According to Hecht’s 1999 history of fibre optics, City of Light, between 1955, when Kapany received his doctorate, and 1965, he was the lead author or co-author of 56 scientific papers, an astounding 30 per cent of all research published in the field during that decade. He wrote the first book on fibre optics and, in a 1960 cover article he wrote for Scientific American, even coined the term itself.

Narinder Singh Kapany was born on October 31, 1926, in Moga, a town in Punjab, and raised in Dehradun. His father, Sundar Singh Kapany, worked in the coal industry; his mother, Kundan Kaur Kapany, was a homemaker.

After graduating from Agra University, he worked for a government munitions factory in Dehradun before moving to England.

Kapany had originally moved to Britain for an internship at an optics firm in Scotland, to learn skills he could use in starting his own company back in India. But the opportunity to work with Professor Hopkins, a towering figure in the world of optics, was too tempting to resist.

However, their relationship, though fruitful, proved unstable: Both of them were men with outsize personalities, and they fell out soon after publishing their seminal paper in Nature.

In 1954, soon after the Nature article appeared, Kapany married Satinder Kaur, who was studying dance in London. The next year the two sailed to New York after he was offered a job at the University of Rochester and a consulting contract with Bausch & Lomb, the eye care company.

Two years later, after the birth of their son, Raj, the Kapanys moved to Illinois, where Kapany took a job teaching at the Illinois Institute of Technology and where their daughter, Kiran, was born.

But Kapany was growing restless in academia, and in 1960 he moved his family to California to start a new company, Optics Technology, to commercialise his research. He based it in Palo Alto, then just emerging as a tech hub, and received funding from Draper, Gaither & Anderson, one of the first venture-capital firms on the West Coast.

Kapany took the company public in 1967. He left that same year and, in 1973, founded a new company, Kaptron, which made fibre optics equipment. He founded yet another company, K2 Optronics, in 1999. But Kapany never fully left academia: He taught at the University of California, Santa Cruz, from 1977 to 1983, and he later endowed chairs at several University of California schools in optics and in Sikh studies.

Kapany was a practising Sikh and fiercely proud of his heritage. He amassed one of the world’s largest collections of Sikh art and sponsored rooms to feature it in museums.
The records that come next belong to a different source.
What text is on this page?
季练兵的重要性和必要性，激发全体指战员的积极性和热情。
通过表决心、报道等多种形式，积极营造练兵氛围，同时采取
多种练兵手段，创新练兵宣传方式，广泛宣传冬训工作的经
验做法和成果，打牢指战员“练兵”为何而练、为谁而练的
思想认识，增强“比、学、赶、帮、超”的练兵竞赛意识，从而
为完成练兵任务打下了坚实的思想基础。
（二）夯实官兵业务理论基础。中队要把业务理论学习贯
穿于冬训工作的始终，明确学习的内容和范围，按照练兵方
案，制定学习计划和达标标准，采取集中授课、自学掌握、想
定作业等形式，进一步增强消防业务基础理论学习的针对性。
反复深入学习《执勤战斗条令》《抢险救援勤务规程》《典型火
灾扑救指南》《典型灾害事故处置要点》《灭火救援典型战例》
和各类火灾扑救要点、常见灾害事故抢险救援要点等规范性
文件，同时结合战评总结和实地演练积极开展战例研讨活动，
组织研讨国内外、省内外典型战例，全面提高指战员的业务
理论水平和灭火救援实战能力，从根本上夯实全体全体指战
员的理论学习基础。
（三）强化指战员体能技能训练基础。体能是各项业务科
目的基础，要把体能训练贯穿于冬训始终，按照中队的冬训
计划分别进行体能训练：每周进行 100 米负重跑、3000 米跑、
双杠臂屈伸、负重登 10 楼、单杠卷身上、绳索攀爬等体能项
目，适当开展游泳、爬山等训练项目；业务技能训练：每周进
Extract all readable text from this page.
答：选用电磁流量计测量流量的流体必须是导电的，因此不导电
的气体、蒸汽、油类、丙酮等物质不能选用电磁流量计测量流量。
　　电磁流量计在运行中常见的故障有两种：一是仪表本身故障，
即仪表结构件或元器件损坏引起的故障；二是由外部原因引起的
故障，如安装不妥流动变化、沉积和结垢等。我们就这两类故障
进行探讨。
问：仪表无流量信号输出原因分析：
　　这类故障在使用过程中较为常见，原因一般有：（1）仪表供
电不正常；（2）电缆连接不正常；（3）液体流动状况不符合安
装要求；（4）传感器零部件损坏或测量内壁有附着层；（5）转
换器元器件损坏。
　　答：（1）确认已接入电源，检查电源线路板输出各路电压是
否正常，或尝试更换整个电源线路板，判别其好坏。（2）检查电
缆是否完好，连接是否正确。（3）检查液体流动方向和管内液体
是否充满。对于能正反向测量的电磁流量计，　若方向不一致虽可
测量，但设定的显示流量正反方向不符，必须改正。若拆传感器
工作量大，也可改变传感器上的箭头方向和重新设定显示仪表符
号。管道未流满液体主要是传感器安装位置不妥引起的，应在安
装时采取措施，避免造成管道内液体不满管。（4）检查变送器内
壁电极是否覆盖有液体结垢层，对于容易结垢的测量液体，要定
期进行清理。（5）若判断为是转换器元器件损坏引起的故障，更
“My father became convinced that the world at large should know who the Sikhs are and the Sikh people themselves should not forget who they are as they emigrate to other lands far from their original roots,” his daughter said.

But he was also aware of how exotic he seemed to some as an Indian in early post-war America. Whenever he demonstrated fibre optics to visitors, he called it his “Indian optical rope trick”.

And he adopted an American accent, retaining just enough of his Indian and English tenor to make him stand out.

“He used that turban like a lethal weapon,” his son said. “When you see a guy who looked like that and who spoke like JFK, you’re not going to forget him.”